Private Krankenkassen: nicht für alle die beste Wahl

Der Wechsel in die PKV wird von einer wachsenden Zahl deutscher Angestellter in Betracht gezogen. Die Vorteile, die Private Krankenkassen im Vergleich mit dem gesetzlichen Pendant bieten, können sich auch sehen lassen: Im Idealfall wird zu einem Bruchteil der GKV-Beiträge ein deutlich ausgeweiteter Leistungskatalog erworben.

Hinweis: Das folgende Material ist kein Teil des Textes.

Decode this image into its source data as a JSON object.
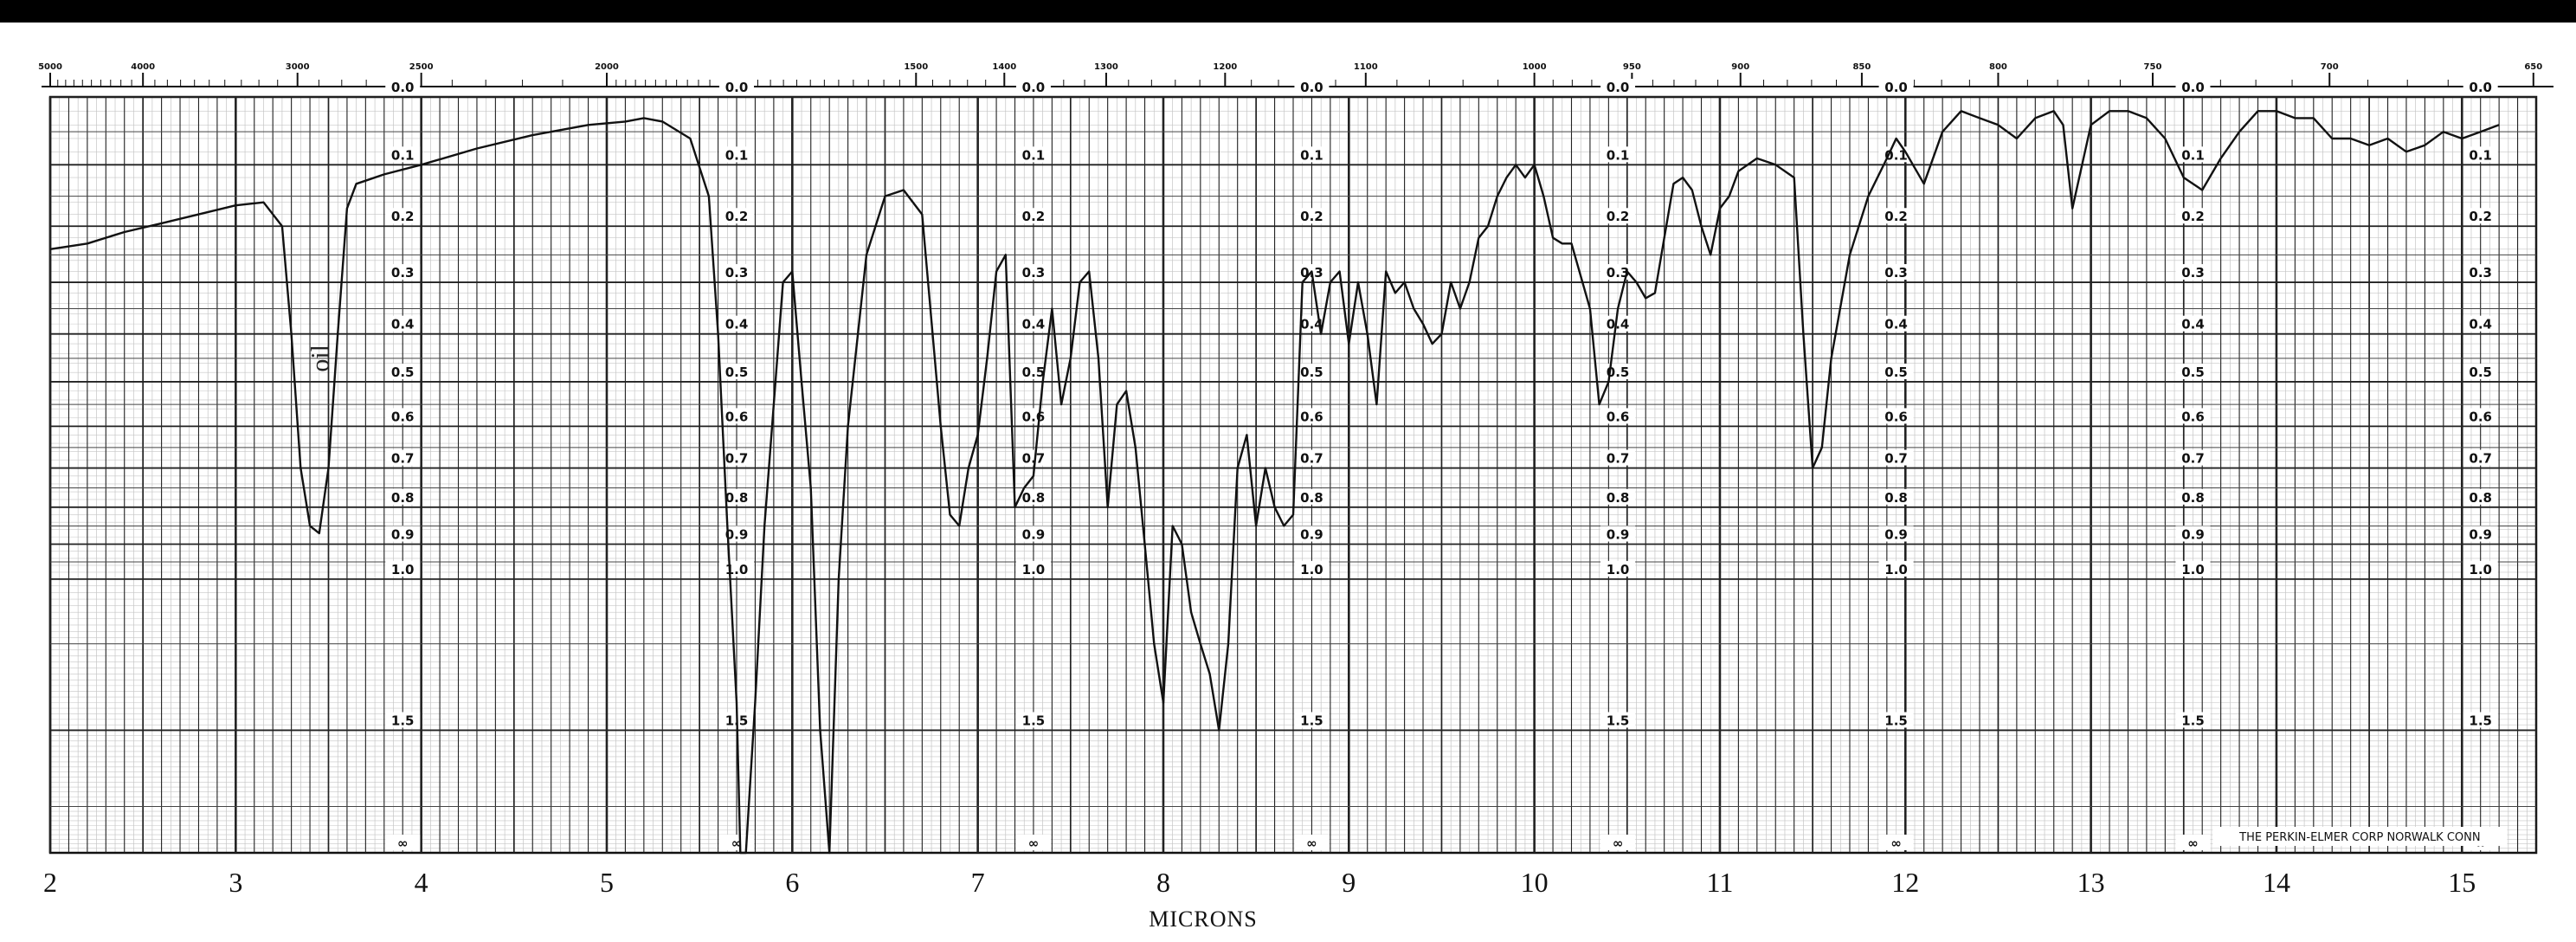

Nicht alle Versicherten aber profitieren von dem Wechsel. Dass die Beiträge zur PKV nicht in linearer Abhängigkeit vom Einkommen der Versicherten erhoben werden, stellt für junge und gesunde Mitglieder einen Vorteil dar. Wer allerdings schon in die Jahre gekommen ist oder eine gravierende medizinische Vorgeschichte mit sich herumträgt, der muss mit hohen Prämien rechnen. Der Arbeitgeber aber braucht sich nur bis zum GKV-Niveau paritätisch an den Beiträgen zu beteiligen – höhere Belastungen sind daher möglich. Auch wer mehrere Kinder großzieht, sollte sich den Schritt hinaus aus dem gesetzlichen Versorgungsschutz genau überlegen. Für jeden Sprössling sind in der PKV separat Beiträge zu entrichten, eine kostenlose Familienversicherung wie in der GKV existiert nicht.
Wer in die PKV wechselt, sollte aufgrund der zu erwartenden hohen Belastungen im Alter frühzeitig vorsorgen und eine Private Rentenversicherung abschließen, die im Ruhestand eine zur Deckung der PKV-Beiträge ausreichende Rente gewährleistet. Die monatlichen Belastungen richten sich dabei im Wesentlichen nach dem Eintrittsalter.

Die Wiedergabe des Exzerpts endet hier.